Promoters had the flexibility to make such a deal before the initial admission in the NCLT, said Rajat Sethi, partner at law firm S&R Associates said in an interview on Tuesday.

Now that the insolvency petition has been admitted, bids have been accepted and the highest bid has been submitted before the tribunal, “the way the court has been designed, does not support this,” he said. “In my view even they (NCLT) don't have the flexibilty to terminate an Insolvency process and allow for an alternative process.”

A failure to approve a resolution plan within the mandated time limits in the IBC will lead to the triggering of liquidation under the law. “If you don't allow the resolution to be approved, then you have to order liquidation,” said Jayesh.

That is likely to be challenged by the parties involved, that is the corporate debtor, its parent and the bidders. That may result in a long-drawn legal battle which may diminish the value of the asset and not maximise it, Jayesh cautioned. According to him, in the interest of maximising the value of the asset, the NCLT may consider not permitting a termination of the resolution process.

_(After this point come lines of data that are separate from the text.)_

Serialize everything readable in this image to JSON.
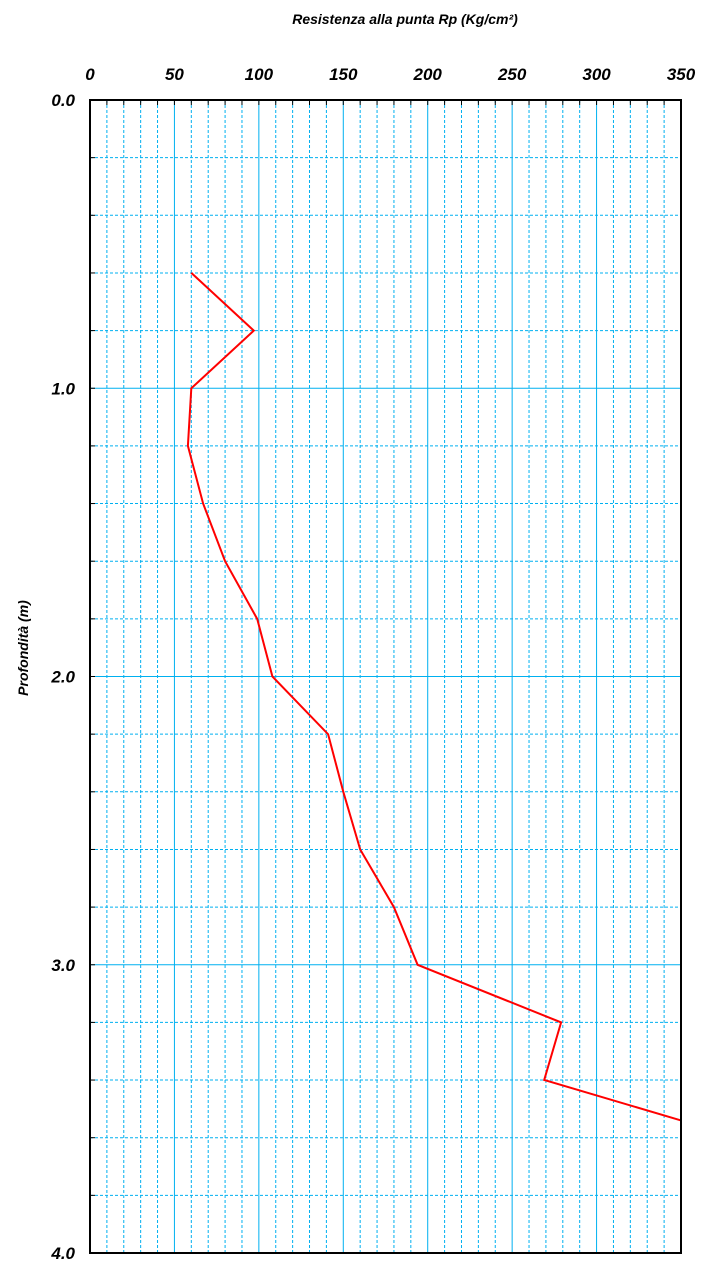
{
  "chart_data": {
    "type": "line",
    "title": "Resistenza alla punta Rp (Kg/cm²)",
    "xlabel": "Resistenza alla punta Rp (Kg/cm²)",
    "ylabel": "Profondità (m)",
    "x_axis_position": "top",
    "y_axis_inverted": true,
    "xlim": [
      0,
      350
    ],
    "ylim": [
      0.0,
      4.0
    ],
    "x_ticks": [
      "0",
      "50",
      "100",
      "150",
      "200",
      "250",
      "300",
      "350"
    ],
    "y_ticks": [
      "0.0",
      "1.0",
      "2.0",
      "3.0",
      "4.0"
    ],
    "x_minor_step": 10,
    "y_minor_step": 0.2,
    "grid": true,
    "grid_color": "#00b0f0",
    "series": [
      {
        "color": "#ff0000",
        "points": [
          [
            60,
            0.6
          ],
          [
            97,
            0.8
          ],
          [
            60,
            1.0
          ],
          [
            58,
            1.2
          ],
          [
            67,
            1.4
          ],
          [
            80,
            1.6
          ],
          [
            99,
            1.8
          ],
          [
            108,
            2.0
          ],
          [
            141,
            2.2
          ],
          [
            150,
            2.4
          ],
          [
            160,
            2.6
          ],
          [
            180,
            2.8
          ],
          [
            194,
            3.0
          ],
          [
            279,
            3.2
          ],
          [
            269,
            3.4
          ],
          [
            350,
            3.54
          ]
        ]
      }
    ]
  }
}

But that too is likely to be challenged by Binani Industries and Ultratech, resulting in the matter reaching the Supreme Court either ways, said the lawyers.

Precedent For Other IBC Cases

The two lawyers were sanguine about this unusual development of a side deal being struck even as the company is in insolvency proceedings. And that, if permitted, it could jeopardise other insolvencies as well.

As the new bankruptcy process evolves, “there would be a different methods of getting a resolution plan, whether it is directly through the resolution process or any other mechanism available,” Asher said.

I would welcome the twists and turns to ensure that the asset is sold at the best possible price, and the lenders get the maximum value of it.
Sanjay Asher, Senior Partner at Crawford Bayley & Co

UltraTech’s bid for Binani Cement may be considered a hostile takeover but so is the IBC process, said Jayesh. “Even the resolution plan involves getting approved by the CoC without any shareholders say.” Besides, the NCLT in this case has not approved a resolution plan, he added.

If the lenders are getting repaid in full, and which is what I am given to understand is the case as far as Binani is concerned, then we have to look at the shareholders’ value...That may end up becoming a decisive factor between how the law evolves in this given case.